Kinder Morgan makes final investment decision on Trans Mountain Expansion Project

Kinder Morgan Inc. has made a final investment decision for the Trans Mountain Expansion Project in conjunction with its indirect subsidiary, Kinder Morgan Canada Limited (KML), pricing its initial public offering (the Offering) of 102.9 million shares of common stock at a price to the public of C$17.00 per share for total gross proceeds of C$1.75 billion. The final investment decision is conditioned on the successful completion of the IPO, which is expected to take place by not later than May 31, 2017.

The Trans Mountain Expansion Project is a C$7.4 billion project (with a remaining cash spend of C$6.2 billion as of March 31, 2017) which upon completion will provide western Canadian oil producers with an additional approximately 590,000 barrels per day (resulting in total pipeline capacity of 890,000 barrels per day) of shipping capacity and tidewater access to the western United States and global markets. The project is underpinned by 15- and 20-year shipper commitments of 707,500 barrels per day, or roughly 80 percent of the capacity on the expanded pipeline, with the other 20 percent reserved for spot volumes as required by the National Energy Board. Construction on the project is expected to begin in September 2017 with completion expected in December 2019.

The final investment decision was contingent on securing financing. While the political climate was not ideal, the process proceeded at this time because the Trans Mountain Expansion Project financing contingency period, as specified in shipper agreements, concludes at the end of May.

The Offering constitutes a sale of a portion of KMI’s interest in the Canadian business of KMI (the Business). The Business is composed of: the Trans Mountain pipeline system (including related terminals assets), the Puget Sound pipeline, the Jet Fuel pipeline system, the Canadian portion of the Cochin pipeline system, the Vancouver Wharves Terminal and the North 40 Terminal; as well as three jointly controlled investments: the Edmonton Rail Terminal, the Alberta Crude Terminal and the Base Line Terminal.

KMI will use the proceeds it receives to pay down debt. As a result, KMI now expects to end the year at approximately 5.2X debt to EBITDA versus its budget of 5.4X and remains on track to announce revised dividend guidance for 2018 in the latter part of this year, consistent with the previously announced goal of returning additional value to shareholders. Upon closing of the Offering, KMI will own an approximately 70% interest in the business, which will be operated and administered by KML and its affiliates.

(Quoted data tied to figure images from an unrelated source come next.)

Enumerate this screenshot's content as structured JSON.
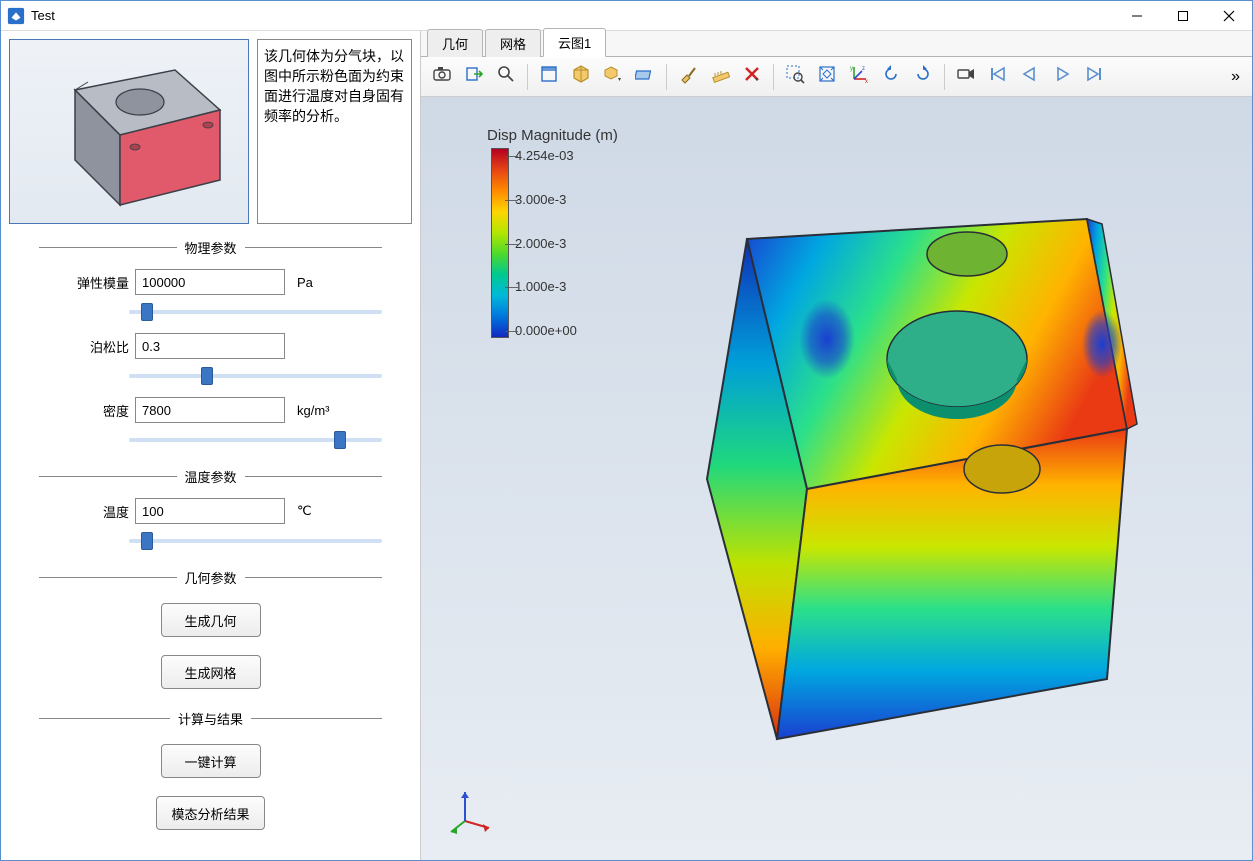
{
  "window": {
    "title": "Test",
    "accent_color": "#2a6fc9"
  },
  "thumbnail": {
    "description": "该几何体为分气块，以图中所示粉色面为约束面进行温度对自身固有频率的分析。",
    "block": {
      "face_top": "#b7bcc5",
      "face_left": "#8e939d",
      "face_right": "#e05a6b",
      "edge": "#3a3f48",
      "bg_top": "#eef2f7",
      "bg_bottom": "#e3e9f1"
    }
  },
  "groups": {
    "physical": {
      "title": "物理参数"
    },
    "temperature": {
      "title": "温度参数"
    },
    "geometry": {
      "title": "几何参数"
    },
    "compute": {
      "title": "计算与结果"
    }
  },
  "params": {
    "elastic_modulus": {
      "label": "弹性模量",
      "value": "100000",
      "unit": "Pa",
      "slider": 5
    },
    "poisson_ratio": {
      "label": "泊松比",
      "value": "0.3",
      "unit": "",
      "slider": 30
    },
    "density": {
      "label": "密度",
      "value": "7800",
      "unit": "kg/m³",
      "slider": 85
    },
    "temperature": {
      "label": "温度",
      "value": "100",
      "unit": "℃",
      "slider": 5
    }
  },
  "buttons": {
    "gen_geometry": "生成几何",
    "gen_mesh": "生成网格",
    "one_click_compute": "一键计算",
    "modal_results": "模态分析结果"
  },
  "tabs": {
    "items": [
      "几何",
      "网格",
      "云图1"
    ],
    "active_index": 2
  },
  "toolbar": {
    "icons": [
      "camera-icon",
      "export-icon",
      "magnifier-icon",
      "sep",
      "select-window-icon",
      "cube-orient-icon",
      "cube-dropdown-icon",
      "plane-icon",
      "sep",
      "brush-icon",
      "ruler-icon",
      "delete-x-icon",
      "sep",
      "zoom-select-icon",
      "fit-view-icon",
      "axes-icon",
      "rotate-ccw-icon",
      "rotate-cw-icon",
      "sep",
      "record-icon",
      "rewind-start-icon",
      "step-back-icon",
      "play-icon",
      "step-forward-icon"
    ],
    "more": "»"
  },
  "viewport": {
    "legend": {
      "title": "Disp Magnitude (m)",
      "max": "4.254e-03",
      "ticks": [
        "4.254e-03",
        "3.000e-3",
        "2.000e-3",
        "1.000e-3",
        "0.000e+00"
      ],
      "gradient": [
        "#b50021",
        "#e64415",
        "#ff8a00",
        "#ffd500",
        "#b4e600",
        "#4fd92b",
        "#00c98f",
        "#00b9d9",
        "#0077dd",
        "#1028c0"
      ]
    },
    "model": {
      "top_gradient": [
        "#1a3fd0",
        "#00a7e0",
        "#2be08a",
        "#c9e600",
        "#ffb300",
        "#ea3a14"
      ],
      "front_gradient": [
        "#ea3a14",
        "#ffb300",
        "#c9e600",
        "#2be08a",
        "#00a7e0",
        "#1a3fd0"
      ],
      "side_gradient": [
        "#0f2fb8",
        "#009fd8",
        "#1fd87e",
        "#bfe200",
        "#ffae00",
        "#da2f10"
      ],
      "edge": "#2a2f37"
    },
    "triad": {
      "x": "#d02525",
      "y": "#2aa52a",
      "z": "#2a52d0"
    },
    "bg_top": "#cfd9e6",
    "bg_bottom": "#e8edf3"
  }
}
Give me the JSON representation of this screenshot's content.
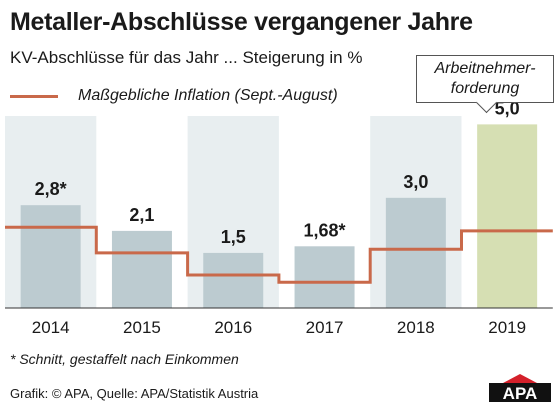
{
  "header": {
    "title": "Metaller-Abschlüsse vergangener Jahre",
    "subtitle": "KV-Abschlüsse für das Jahr ... Steigerung in %"
  },
  "legend": {
    "line_label": "Maßgebliche Inflation (Sept.-August)"
  },
  "callout": {
    "line1": "Arbeitnehmer-",
    "line2": "forderung"
  },
  "footnote": "* Schnitt, gestaffelt nach Einkommen",
  "source": "Grafik: © APA, Quelle: APA/Statistik Austria",
  "logo_text": "APA",
  "colors": {
    "bar": "#bccbd0",
    "bar_highlight": "#d6dfb3",
    "column_bg": "#e8eef0",
    "inflation_line": "#c9694a"
  },
  "chart_data": {
    "type": "bar",
    "categories": [
      "2014",
      "2015",
      "2016",
      "2017",
      "2018",
      "2019"
    ],
    "values": [
      2.8,
      2.1,
      1.5,
      1.68,
      3.0,
      5.0
    ],
    "value_labels": [
      "2,8*",
      "2,1",
      "1,5",
      "1,68*",
      "3,0",
      "5,0"
    ],
    "highlight_index": 5,
    "inflation": [
      2.2,
      1.5,
      0.9,
      0.7,
      1.6,
      2.1
    ],
    "ylim": [
      0,
      5.8
    ]
  }
}
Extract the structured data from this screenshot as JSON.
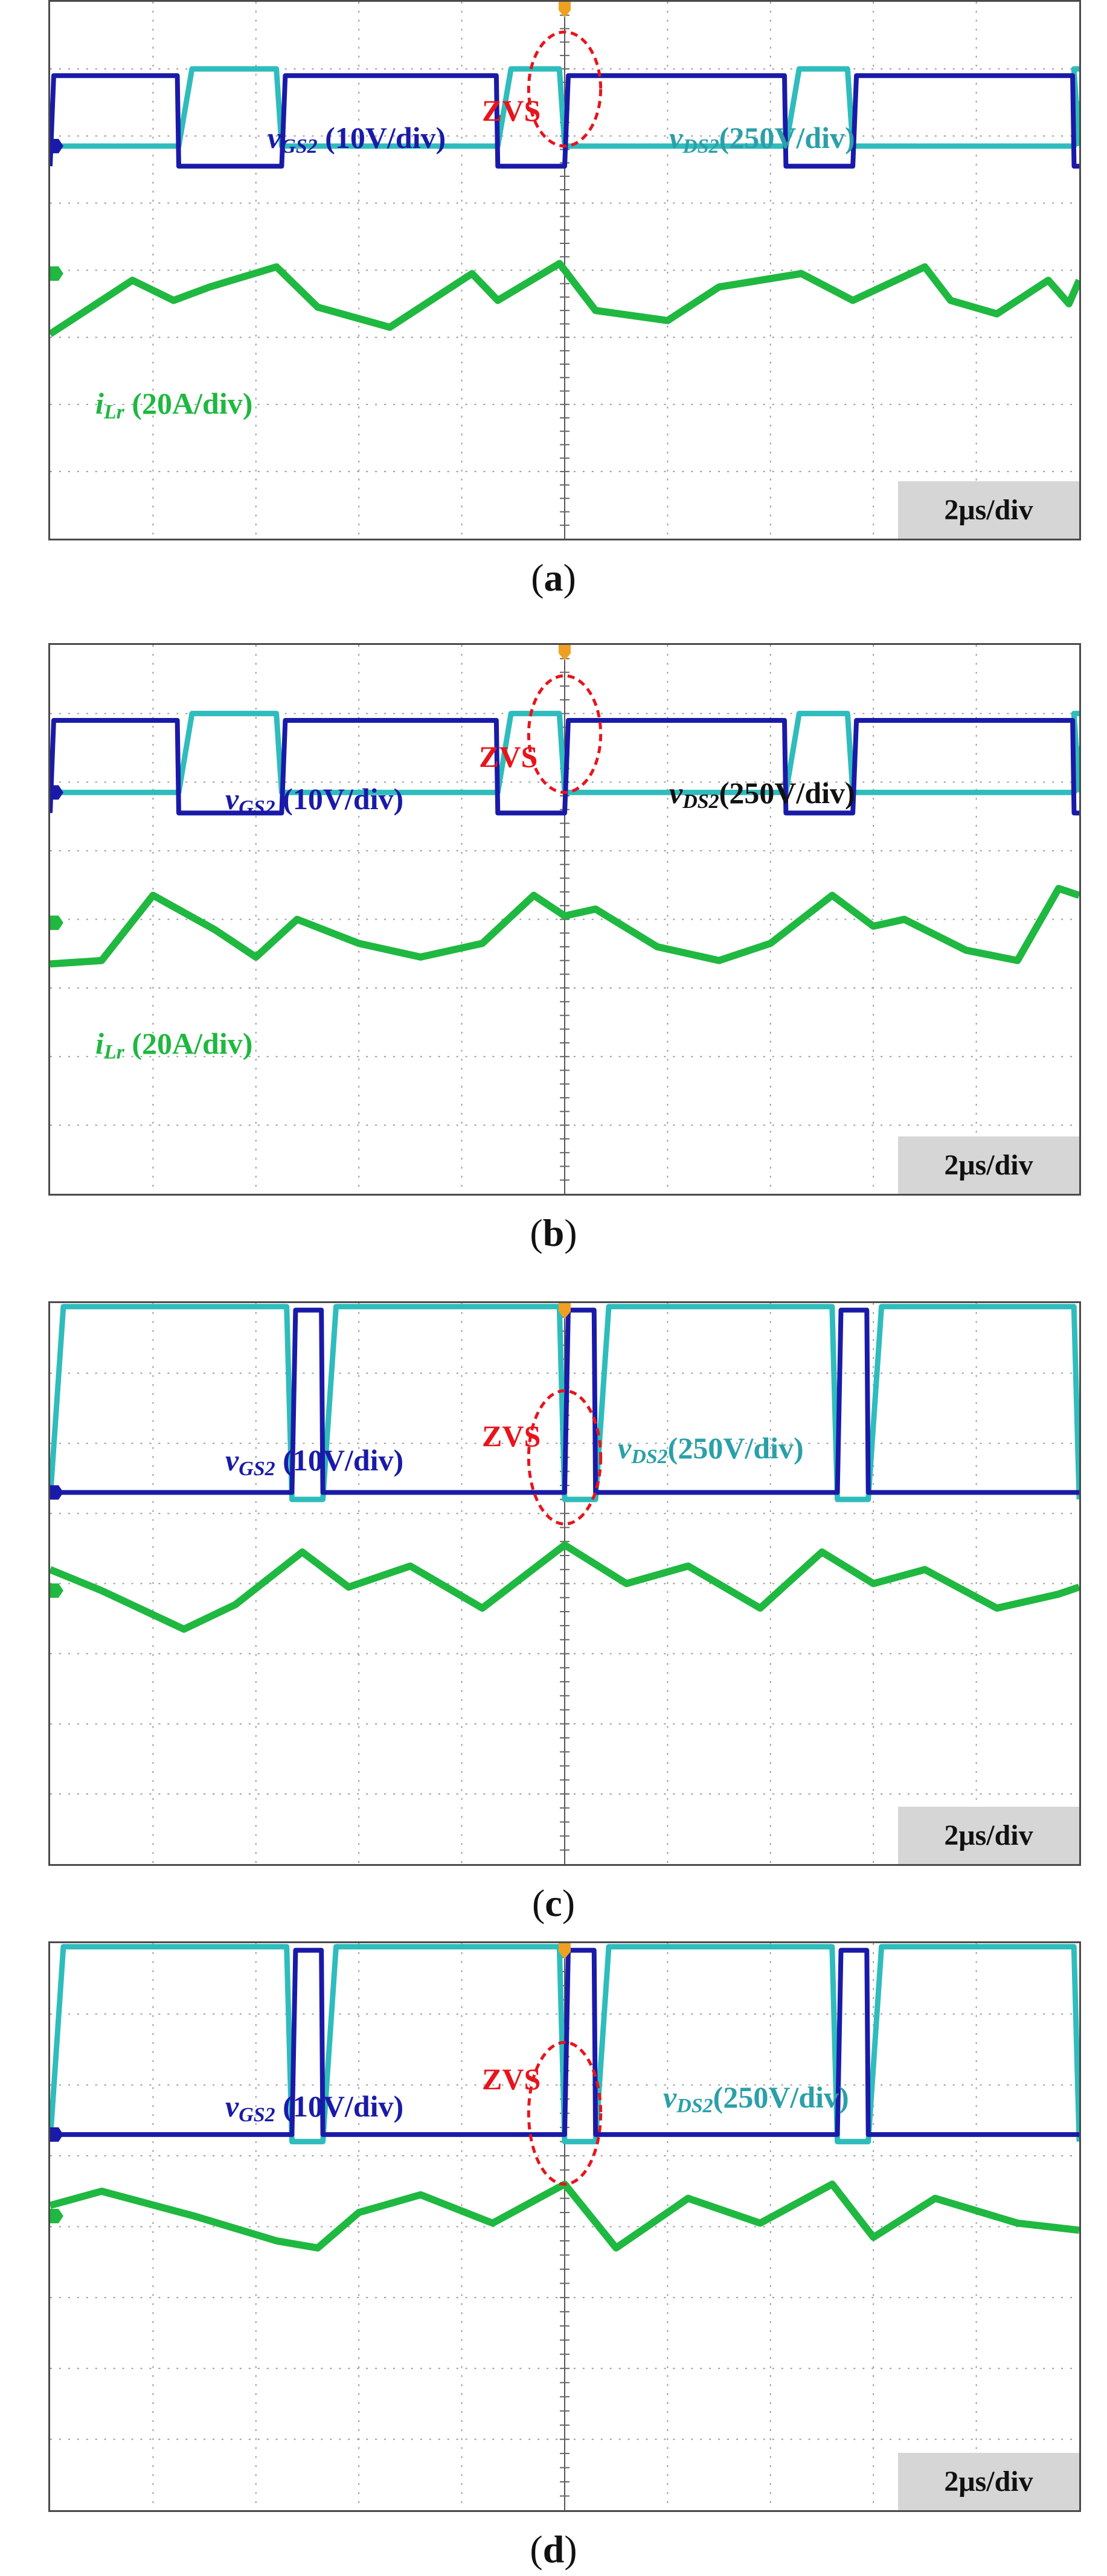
{
  "colors": {
    "gate": "#1a1aa8",
    "drain": "#2fbcbc",
    "current": "#1fb840",
    "zvs": "#e8141b",
    "grid": "#9a9a9a"
  },
  "chart_data": [
    {
      "type": "line",
      "panel": "a",
      "caption": "a",
      "labels": {
        "vgs": {
          "v": "v",
          "sub": "GS2",
          "rest": " (10V/div)"
        },
        "vds": {
          "v": "v",
          "sub": "DS2",
          "rest": "(250V/div)"
        },
        "ilr": {
          "v": "i",
          "sub": "Lr",
          "rest": " (20A/div)"
        },
        "zvs": "ZVS",
        "timebase": "2μs/div"
      },
      "grid_divisions": {
        "x": 10,
        "y": 8
      },
      "time_per_div_us": 2,
      "series": [
        {
          "key": "vgs",
          "on_intervals_div": [
            [
              -0.2,
              1.25
            ],
            [
              2.25,
              4.35
            ],
            [
              5.0,
              7.15
            ],
            [
              7.8,
              9.95
            ]
          ],
          "high_div": 1.05,
          "low_div": -0.3,
          "baseline_div": 2.15
        },
        {
          "key": "vds",
          "on_intervals_div": [
            [
              1.25,
              2.25
            ],
            [
              4.35,
              5.0
            ],
            [
              7.15,
              7.8
            ],
            [
              9.95,
              10.2
            ]
          ],
          "high_div": 1.15,
          "low_div": 0.0,
          "baseline_div": 2.15
        },
        {
          "key": "ilr",
          "points": [
            [
              0,
              -0.9
            ],
            [
              0.8,
              -0.1
            ],
            [
              1.2,
              -0.4
            ],
            [
              1.55,
              -0.2
            ],
            [
              2.2,
              0.1
            ],
            [
              2.6,
              -0.5
            ],
            [
              3.3,
              -0.8
            ],
            [
              4.1,
              0.0
            ],
            [
              4.35,
              -0.4
            ],
            [
              4.95,
              0.15
            ],
            [
              5.3,
              -0.55
            ],
            [
              6.0,
              -0.7
            ],
            [
              6.5,
              -0.2
            ],
            [
              7.3,
              0.0
            ],
            [
              7.8,
              -0.4
            ],
            [
              8.5,
              0.1
            ],
            [
              8.75,
              -0.4
            ],
            [
              9.2,
              -0.6
            ],
            [
              9.7,
              -0.1
            ],
            [
              9.9,
              -0.45
            ],
            [
              10.0,
              -0.1
            ]
          ],
          "baseline_div": 4.05
        }
      ],
      "zvs_marker_div": {
        "cx": 5.0,
        "cy": 1.3,
        "rx": 0.35,
        "ry": 0.85
      }
    },
    {
      "type": "line",
      "panel": "b",
      "caption": "b",
      "labels": {
        "vgs": {
          "v": "v",
          "sub": "GS2",
          "rest": " (10V/div)"
        },
        "vds": {
          "v": "v",
          "sub": "DS2",
          "rest": "(250V/div)"
        },
        "ilr": {
          "v": "i",
          "sub": "Lr",
          "rest": " (20A/div)"
        },
        "zvs": "ZVS",
        "timebase": "2μs/div"
      },
      "grid_divisions": {
        "x": 10,
        "y": 8
      },
      "time_per_div_us": 2,
      "series": [
        {
          "key": "vgs",
          "on_intervals_div": [
            [
              -0.2,
              1.25
            ],
            [
              2.25,
              4.35
            ],
            [
              5.0,
              7.15
            ],
            [
              7.8,
              9.95
            ]
          ],
          "high_div": 1.05,
          "low_div": -0.3,
          "baseline_div": 2.15
        },
        {
          "key": "vds",
          "on_intervals_div": [
            [
              1.25,
              2.25
            ],
            [
              4.35,
              5.0
            ],
            [
              7.15,
              7.8
            ],
            [
              9.95,
              10.2
            ]
          ],
          "high_div": 1.15,
          "low_div": 0.0,
          "baseline_div": 2.15
        },
        {
          "key": "ilr",
          "points": [
            [
              0,
              -0.6
            ],
            [
              0.5,
              -0.55
            ],
            [
              1.0,
              0.4
            ],
            [
              1.6,
              -0.1
            ],
            [
              2.0,
              -0.5
            ],
            [
              2.4,
              0.05
            ],
            [
              3.0,
              -0.3
            ],
            [
              3.6,
              -0.5
            ],
            [
              4.2,
              -0.3
            ],
            [
              4.7,
              0.4
            ],
            [
              5.0,
              0.1
            ],
            [
              5.3,
              0.2
            ],
            [
              5.9,
              -0.35
            ],
            [
              6.5,
              -0.55
            ],
            [
              7.0,
              -0.3
            ],
            [
              7.6,
              0.4
            ],
            [
              8.0,
              -0.05
            ],
            [
              8.3,
              0.05
            ],
            [
              8.9,
              -0.4
            ],
            [
              9.4,
              -0.55
            ],
            [
              9.8,
              0.5
            ],
            [
              10.0,
              0.4
            ]
          ],
          "baseline_div": 4.05
        }
      ],
      "zvs_marker_div": {
        "cx": 5.0,
        "cy": 1.3,
        "rx": 0.35,
        "ry": 0.85
      }
    },
    {
      "type": "line",
      "panel": "c",
      "caption": "c",
      "labels": {
        "vgs": {
          "v": "v",
          "sub": "GS2",
          "rest": " (10V/div)"
        },
        "vds": {
          "v": "v",
          "sub": "DS2",
          "rest": "(250V/div)"
        },
        "ilr": {
          "v": "i",
          "sub": "Lr",
          "rest": " (20A/div)"
        },
        "zvs": "ZVS",
        "timebase": "2μs/div"
      },
      "grid_divisions": {
        "x": 10,
        "y": 8
      },
      "time_per_div_us": 2,
      "series": [
        {
          "key": "vgs",
          "on_intervals_div": [
            [
              2.35,
              2.65
            ],
            [
              5.0,
              5.3
            ],
            [
              7.65,
              7.95
            ]
          ],
          "high_div": 2.6,
          "low_div": 0.0,
          "baseline_div": 2.7
        },
        {
          "key": "vds",
          "on_intervals_div": [
            [
              -0.2,
              2.35
            ],
            [
              2.65,
              5.0
            ],
            [
              5.3,
              7.65
            ],
            [
              7.95,
              10.2
            ]
          ],
          "high_div": 2.65,
          "low_div": -0.1,
          "baseline_div": 2.7
        },
        {
          "key": "ilr",
          "points": [
            [
              0,
              0.3
            ],
            [
              0.5,
              0.0
            ],
            [
              1.3,
              -0.55
            ],
            [
              1.8,
              -0.2
            ],
            [
              2.45,
              0.55
            ],
            [
              2.9,
              0.05
            ],
            [
              3.5,
              0.35
            ],
            [
              4.2,
              -0.25
            ],
            [
              5.0,
              0.65
            ],
            [
              5.6,
              0.1
            ],
            [
              6.2,
              0.35
            ],
            [
              6.9,
              -0.25
            ],
            [
              7.5,
              0.55
            ],
            [
              8.0,
              0.1
            ],
            [
              8.5,
              0.3
            ],
            [
              9.2,
              -0.25
            ],
            [
              9.8,
              -0.05
            ],
            [
              10.0,
              0.05
            ]
          ],
          "baseline_div": 4.1
        }
      ],
      "zvs_marker_div": {
        "cx": 5.0,
        "cy": 2.2,
        "rx": 0.35,
        "ry": 0.95
      }
    },
    {
      "type": "line",
      "panel": "d",
      "caption": "d",
      "labels": {
        "vgs": {
          "v": "v",
          "sub": "GS2",
          "rest": " (10V/div)"
        },
        "vds": {
          "v": "v",
          "sub": "DS2",
          "rest": "(250V/div)"
        },
        "ilr": {
          "v": "i",
          "sub": "Lr",
          "rest": " (20A/div)"
        },
        "zvs": "ZVS",
        "timebase": "2μs/div"
      },
      "grid_divisions": {
        "x": 10,
        "y": 8
      },
      "time_per_div_us": 2,
      "series": [
        {
          "key": "vgs",
          "on_intervals_div": [
            [
              2.35,
              2.65
            ],
            [
              5.0,
              5.3
            ],
            [
              7.65,
              7.95
            ]
          ],
          "high_div": 2.6,
          "low_div": 0.0,
          "baseline_div": 2.7
        },
        {
          "key": "vds",
          "on_intervals_div": [
            [
              -0.2,
              2.35
            ],
            [
              2.65,
              5.0
            ],
            [
              5.3,
              7.65
            ],
            [
              7.95,
              10.2
            ]
          ],
          "high_div": 2.65,
          "low_div": -0.1,
          "baseline_div": 2.7
        },
        {
          "key": "ilr",
          "points": [
            [
              0,
              0.15
            ],
            [
              0.5,
              0.35
            ],
            [
              1.4,
              0.0
            ],
            [
              2.2,
              -0.35
            ],
            [
              2.6,
              -0.45
            ],
            [
              3.0,
              0.05
            ],
            [
              3.6,
              0.3
            ],
            [
              4.3,
              -0.1
            ],
            [
              5.0,
              0.45
            ],
            [
              5.5,
              -0.45
            ],
            [
              6.2,
              0.25
            ],
            [
              6.9,
              -0.1
            ],
            [
              7.6,
              0.45
            ],
            [
              8.0,
              -0.3
            ],
            [
              8.6,
              0.25
            ],
            [
              9.4,
              -0.1
            ],
            [
              10.0,
              -0.2
            ]
          ],
          "baseline_div": 3.85
        }
      ],
      "zvs_marker_div": {
        "cx": 5.0,
        "cy": 2.4,
        "rx": 0.35,
        "ry": 1.0
      }
    }
  ]
}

An amended and restated preliminary prospectus of KML containing important information relating to these securities has been filed with the securities commissions or similar authorities in each province and territory of Canada. The amended and restated prospectus of KML is still subject to completion or amendment. Copies of the amended and restated prospectus of KML are available on SEDAR at or from the underwriters named in it. There will not be any sale or any acceptance of any offer to buy the securities until a receipt for the final prospectus has been issued.